附子の薬理作用

Abstract

The pharmacological properties of raw Aconitum roots from Niigata (1), Hokkaido (2) and China (3) and their processed preparations (4, 5 and 6, respectively) were examined in comparison with their constituents, aconitine (AC) and benzoylaconine (BA) (doses expressed in per kg p.o. in vivo, unless otherwise stated, and per ml in vitro). On blood pressure in rats, 1, 3 (0.1 g i.v.) and AC (50μg i.v.) exhibited a weak temporary hypotensive action, while 2 (0.1 g i.v.) elicited a diphasic reaction, a remarkable hypertension followed by hypotension. 4-6 (0.1 g i.v.) mediated marked temporary hypertensive action. In the isolated right atria of guinea pigs, 1-3 (10-6-10-5g) showed positive inotropic and chronotropic action. Further, 1-3 (10-4g) and AC (10-7g) exhibited these actions followed by negative inotropic action and disorder of the heart rate. In the isolated ileum of guinea pigs, 1-3 (10-4g) and AC (10-6g) caused weak contraction which was antagonized by atropine. In the isolated vas deferens of guinea pigs, 1-6 (10-4g), AC and BA (10-5g) produced no contraction, and had no effect on contraction induced by norepinephrine or tyramine. In the isolated hypogastric nerve-vas deferens of guinea pigs, the isolated mesenteric nerve-jejunum of rabbits and the isolated phrenic nerve-diaphragm of rats, 1-3 (10-4g) and AC (10-6g) inhibited responses induced by electrical stimulation of the corresponding nerves.
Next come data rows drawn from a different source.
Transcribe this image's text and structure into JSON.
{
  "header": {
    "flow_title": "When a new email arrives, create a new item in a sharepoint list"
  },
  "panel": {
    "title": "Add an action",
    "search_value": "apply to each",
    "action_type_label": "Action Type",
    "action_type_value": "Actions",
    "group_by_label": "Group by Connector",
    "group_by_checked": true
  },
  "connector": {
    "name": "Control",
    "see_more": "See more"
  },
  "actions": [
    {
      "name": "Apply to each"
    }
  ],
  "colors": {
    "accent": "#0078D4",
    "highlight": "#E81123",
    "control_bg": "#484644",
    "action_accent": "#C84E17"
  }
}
In mice, 1-2 (0.1-1.0g) showed analgesic activity in the tail pressure method and 1-3 in the acetic acid-induced writhing method. In mice, 1-3 (0.1-1.0g) potentiated hexobarbital anesthesia. In mice, 1-3 (0.1-1.0g) and AC (1 mg) reduced revolution of the wheel cage. In mice, 3 (1.0 g) and AC (1 mg) showed hypothermic action by 1.5-2°. In mice, 1-3 (0.1-1.0g) inhibited the stress-induced ulcer production.